What do audits request?
Meaningful use audits request certain categories of documentation:
- Documentation from ONC that shows the provider used a certified EHR system
- Documentation that supports the provider's attestation for the core set of MU criteria
- Documentation that supports the provider's attestation for the required number of menu set MU objectives
- For hospitals, information about the method used to report emergency department admissions
The provider has 14 days to produce the requested documentation. If it is inadequate, auditors may come to the facility to perform onsite reviews.
This may not be all of the information that is requested, however. In 2012, the Office of Inspector General (OIG) of the U.S. Department of Health and Human Services (HHS) conducted a survey on safeguards in EHRs as part of a study on fraud and abuse. The survey focused on how hospitals were implementing the features of EHRs that limit fraud and increase data integrity.
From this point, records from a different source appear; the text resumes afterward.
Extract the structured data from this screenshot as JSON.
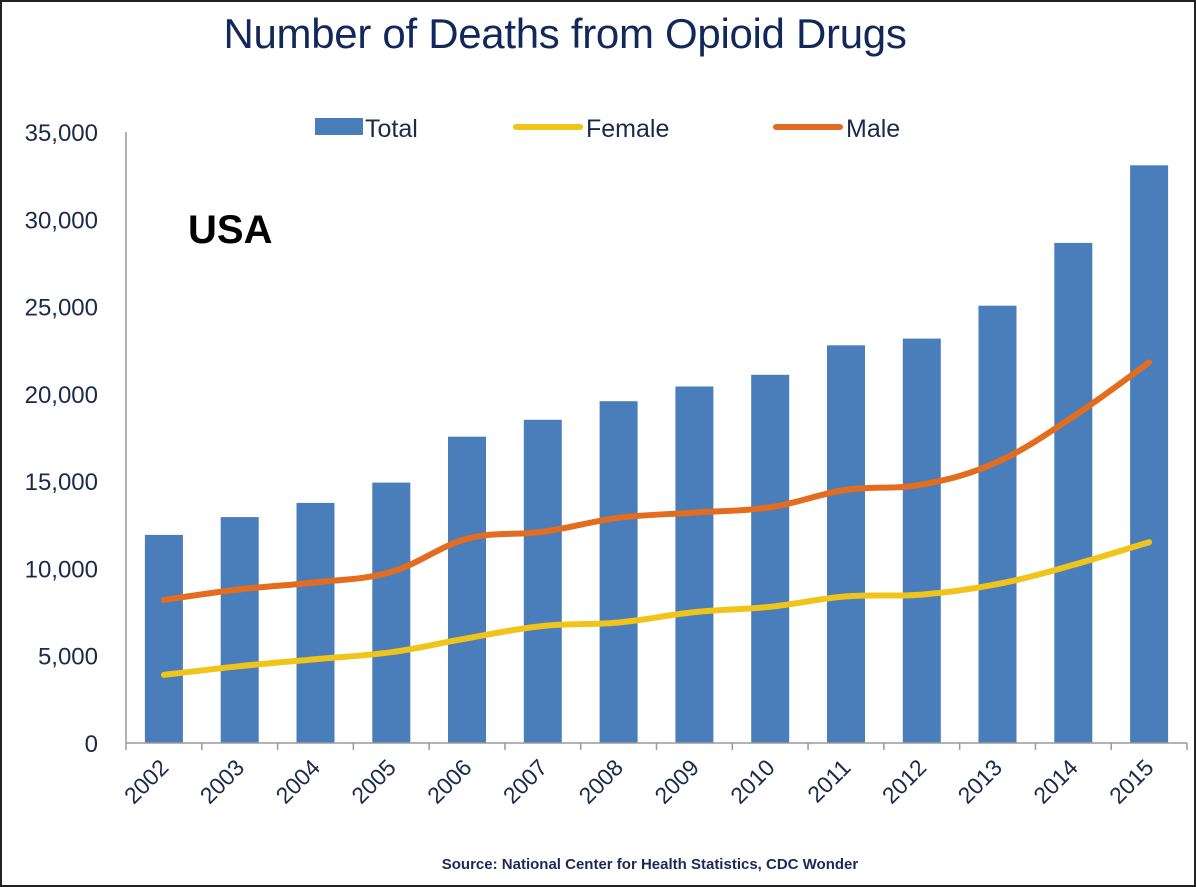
{
  "chart_data": {
    "type": "bar",
    "title": "Number of Deaths from Opioid Drugs",
    "annotation": "USA",
    "source": "Source: National Center for Health Statistics, CDC Wonder",
    "xlabel": "",
    "ylabel": "",
    "ylim": [
      0,
      35000
    ],
    "yticks": [
      0,
      5000,
      10000,
      15000,
      20000,
      25000,
      30000,
      35000
    ],
    "ytick_labels": [
      "0",
      "5,000",
      "10,000",
      "15,000",
      "20,000",
      "25,000",
      "30,000",
      "35,000"
    ],
    "grid": false,
    "legend_position": "top",
    "categories": [
      "2002",
      "2003",
      "2004",
      "2005",
      "2006",
      "2007",
      "2008",
      "2009",
      "2010",
      "2011",
      "2012",
      "2013",
      "2014",
      "2015"
    ],
    "series": [
      {
        "name": "Total",
        "type": "bar",
        "color": "#4a7ebb",
        "values": [
          11920,
          12940,
          13756,
          14918,
          17545,
          18516,
          19582,
          20422,
          21089,
          22784,
          23166,
          25052,
          28647,
          33091
        ]
      },
      {
        "name": "Female",
        "type": "line",
        "color": "#f0c419",
        "values": [
          3900,
          4400,
          4800,
          5200,
          6000,
          6700,
          6900,
          7500,
          7800,
          8400,
          8500,
          9100,
          10200,
          11500
        ]
      },
      {
        "name": "Male",
        "type": "line",
        "color": "#e46c1e",
        "values": [
          8200,
          8800,
          9200,
          9800,
          11700,
          12100,
          12900,
          13200,
          13500,
          14500,
          14800,
          16100,
          18700,
          21800
        ]
      }
    ]
  }
}
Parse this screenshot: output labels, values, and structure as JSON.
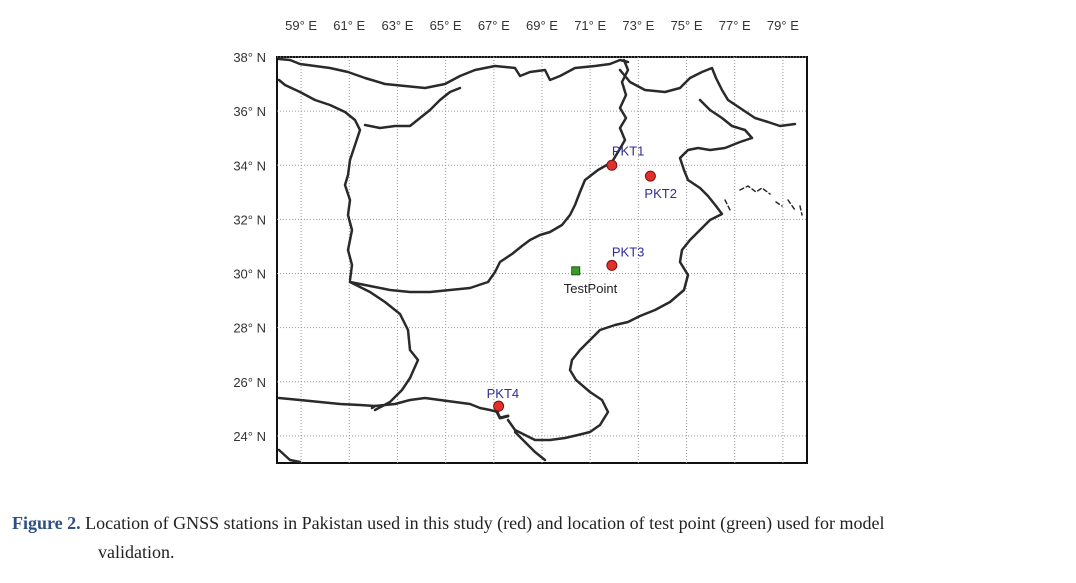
{
  "map": {
    "lon_labels": [
      "59° E",
      "61° E",
      "63° E",
      "65° E",
      "67° E",
      "69° E",
      "71° E",
      "73° E",
      "75° E",
      "77° E",
      "79° E"
    ],
    "lat_labels": [
      "38° N",
      "36° N",
      "34° N",
      "32° N",
      "30° N",
      "28° N",
      "26° N",
      "24° N"
    ],
    "stations": [
      {
        "name": "PKT1",
        "lon": 71.9,
        "lat": 34.0,
        "color": "#e0312b"
      },
      {
        "name": "PKT2",
        "lon": 73.5,
        "lat": 33.6,
        "color": "#e0312b"
      },
      {
        "name": "PKT3",
        "lon": 71.9,
        "lat": 30.3,
        "color": "#e0312b"
      },
      {
        "name": "PKT4",
        "lon": 67.2,
        "lat": 25.1,
        "color": "#e0312b"
      }
    ],
    "test_point": {
      "name": "TestPoint",
      "lon": 70.4,
      "lat": 30.1,
      "color": "#3a9a2a"
    }
  },
  "caption": {
    "label": "Figure 2.",
    "line1": "Location of GNSS stations in Pakistan used in this study (red) and location of test point (green) used for model",
    "line2": "validation."
  }
}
The survey requested data about access controls, outside entity access, audit log and metadata, entry of clinical notes, transmission of data, patient access and identity management, and any additional safeguards. It did not require entities to submit any documentation to substantiate their answers.
The survey's results were published in September; OIG has not stated what it will do with the findings. McMillan speculated this was a way for HHS to sample compliance, and it could also potentially be interpreted as "fair warning" action. It's possible that audits with teeth may follow as a result of the low compliance findings, he said.
McMillan believes that eligible providers, small clinics, pharmacies, and diagnostic testing labs may be totally outside their competency levels in dealing with federal privacy and security rules. These providers may not have knowledgeable enough staff. They may presume passwords represent encryption, for example. They think they are complying when they are not.
Small hospitals may also have limited staff IT resources and funds. If a provider doesn't understand what is requested, it's time to outsource the work to an experienced healthcare IT security firm, he suggested.
The money will be well-spent in exchange for the peace of mind of being in compliance, and also the knowledge that patient records and data are secure.